Equities and the Economy:
• Upbeat economic data.
• Nasdaq sets record high.
Positive economic data pushed stocks higher on Friday. The Labor Department reported that the consumer price index rose 0.5% in September and 2.2% on an annual basis. This is the biggest increase in 8 months as hurricanes Harvey and Irma boosted demand. Core CPI, which excludes the more volatile food and energy prices, rose 0.1% on the month and 1.7% for 12 months. And remains below the Fed’s 2% target making investors question how many interest rate increases there really will be next year, although most are betting on an increase this December. The University of Michigan released its closely monitored consumer confidence index noting it rose from 95.1 in September to 101.1 in October. This was way better than Wall Street’s expectations and is the highest level since January 2004.
The data showing contained inflation and positive consumer confidence brought in some buying of equities with the Dow posting a 31 point gain to end at 22,872, the S&P 500 added 2 points to 2,553 and the Nasdaq rose 14 points to 6,606, a new record high, it’s 57th this year. For the week the Dow was up 0.4%, the S&P 0.2% and the Nasdaq 0.2%. The Dow and S&P have posted 5 consecutive weekly gains and the Nasdaq has logged 3 straight weeks of gains.
Yesterday at an international banking seminar Fed Chairperson Jane Yellen said the economy remains strong and that “the ongoing strength of the recovery will warrant gradual increases” in interest rates. Although the minutes of the September FOMC meeting noted broad debate about recent soft inflation, it’s apparent that Janet Yellen wants rate increases.
This morning the Dow is up 19 on higher European stock prices.
• Prices end at 2 week highs.
• President Trump does not certify Iran complying with nuclear deal.
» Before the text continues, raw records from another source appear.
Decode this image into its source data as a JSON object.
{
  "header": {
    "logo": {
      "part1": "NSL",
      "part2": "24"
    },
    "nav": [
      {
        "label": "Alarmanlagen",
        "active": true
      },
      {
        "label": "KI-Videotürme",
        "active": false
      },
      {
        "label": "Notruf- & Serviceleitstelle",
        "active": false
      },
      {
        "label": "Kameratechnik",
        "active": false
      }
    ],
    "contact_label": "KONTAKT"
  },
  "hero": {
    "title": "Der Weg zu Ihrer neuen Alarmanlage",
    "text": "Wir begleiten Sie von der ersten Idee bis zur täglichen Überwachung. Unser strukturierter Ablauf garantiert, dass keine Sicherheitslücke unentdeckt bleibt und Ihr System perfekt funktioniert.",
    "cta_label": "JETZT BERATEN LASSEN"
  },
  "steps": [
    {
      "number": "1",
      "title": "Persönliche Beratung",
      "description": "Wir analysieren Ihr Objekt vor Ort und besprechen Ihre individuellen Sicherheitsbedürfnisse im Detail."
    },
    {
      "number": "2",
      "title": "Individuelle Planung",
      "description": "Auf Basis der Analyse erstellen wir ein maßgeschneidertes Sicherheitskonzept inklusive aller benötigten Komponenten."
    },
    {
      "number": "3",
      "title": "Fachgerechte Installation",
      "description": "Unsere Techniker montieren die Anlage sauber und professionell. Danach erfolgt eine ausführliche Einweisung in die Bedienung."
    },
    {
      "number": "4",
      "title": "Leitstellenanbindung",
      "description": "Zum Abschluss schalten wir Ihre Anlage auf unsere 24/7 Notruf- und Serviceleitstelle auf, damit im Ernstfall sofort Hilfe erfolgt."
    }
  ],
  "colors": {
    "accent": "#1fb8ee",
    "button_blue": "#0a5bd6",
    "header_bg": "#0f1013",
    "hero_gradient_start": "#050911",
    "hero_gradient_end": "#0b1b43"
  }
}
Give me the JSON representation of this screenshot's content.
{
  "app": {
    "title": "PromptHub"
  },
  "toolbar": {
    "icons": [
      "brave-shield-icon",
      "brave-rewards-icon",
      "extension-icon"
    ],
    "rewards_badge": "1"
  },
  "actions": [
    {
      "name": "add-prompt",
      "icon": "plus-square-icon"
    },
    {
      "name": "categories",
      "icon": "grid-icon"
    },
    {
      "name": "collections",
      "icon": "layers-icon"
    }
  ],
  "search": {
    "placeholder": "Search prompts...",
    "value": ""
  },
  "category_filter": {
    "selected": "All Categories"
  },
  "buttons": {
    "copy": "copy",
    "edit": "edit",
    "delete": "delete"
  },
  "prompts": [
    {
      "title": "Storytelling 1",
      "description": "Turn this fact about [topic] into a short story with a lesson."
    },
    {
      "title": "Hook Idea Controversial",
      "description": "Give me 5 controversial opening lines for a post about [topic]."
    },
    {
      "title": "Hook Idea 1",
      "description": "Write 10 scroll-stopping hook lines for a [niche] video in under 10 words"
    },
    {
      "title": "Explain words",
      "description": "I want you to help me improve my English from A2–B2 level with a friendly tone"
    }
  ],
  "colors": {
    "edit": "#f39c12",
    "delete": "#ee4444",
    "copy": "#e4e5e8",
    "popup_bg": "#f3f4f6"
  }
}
Geopolitical events are creating uncertainty in the oil market which is putting a bid into prices. On Friday WTI logged an 85¢ gain closing at $51.45 and Brent rose 92¢ settling at $57.17 and at 2 weeks highs. WTI was up more than 4% for the week. Prices got a boost from 1) a bullish report from China noting imports rose roughly 1 million bpd, 2) President Trump’s refusal to certify that Iran is complying with the nuclear deal. Congress now has 60 days to decide whether to impose sanctions. Under previous sanctions around 1 million bpd of supply were removed from the market, and 3) the Kurdistan issue. Iraq has sent military forces into the Kurdish controlled areas surrounding the Kirkuk oil fields in northeastern Iraq. The area produces 500,000 bpd and there’s concern that if the Kurd and Iraqi forces clash at least some production will get shut-in.
On Friday Baker Hughes reported the rig count fell by 8 yesterday. The oil rig count fell by 5 while gas-directed rigs fell by 2. (1 was miscellaneous). Certainly not a bearish report.
On nothing but bullish news WTI is up 75¢ this morning.
Courtesy of MDA Information Systems LLC
• Prices little changed on Friday.
• Prices hit 2 week high last week.
While prices ended little changed on Friday closing up 1.1¢ at an even $3.00, they did hit a 2 week high last week just below $3.05 driven by a supportive cash market partly due to Gulf production remaining shut-in. The calendar 2018 strip remains strong closing up 2¢ at $3.078. The cash market has been strong also because of the warmer weather to date. This October power burn so far this month is 3 Bcf/d higher than October 2016. Temperatures for the first half of October are the warmest in the last decade.
This morning the 11-15 day forecast is showing a major change from last week. Last week the 11-15 day forecast was for above normal temps. Today the forecast has done a 180 with marginally below temperatures forecasts for the 11-15 day time frame.
The cash market is starting the week off weak and natty is down 7.2¢.
Per our EIA, residential electricity rates across the U.S. averaged 12.8¢ per kWh during the first half of 2017. (I can see you pulling out your bill!) This was an increase of about 3% compared to the same period in 2016. All but 6 states saw higher electricity prices this year than last. As usual, Alaska and Hawaii have the highest electricity prices in the nation with the former average being 18.1¢ and the latter 23.3¢ (ouch!) Hawaii’s source of fuel for generation is diesel which is markedly higher than the natural gas and coal available in the contiguous 48 states. As a group, the 6 states in New England have the second highest residential electricity prices.
A major driver of the higher prices is attributed to the rising cost of fuels used for generation. For example, the cost of natural gas delivered to U.S. electric generators during the first half of 2017 was 37% higher than the first half of 2016. A lot of this was due to the mild 2016 winter.
The other factor pushing prices higher is the trend in recent years for power utilities to increase their expenditures on transmission and distribution facilities. The Polar Vortex, when the PJM grid barely avoided rolling blackouts, was a major wakeup call not only for utilities in the northeast, but across the nation.
On a logistical note, I will be out of the office tomorrow and Wednesday so the next Morning Energy Blog will be on Thursday.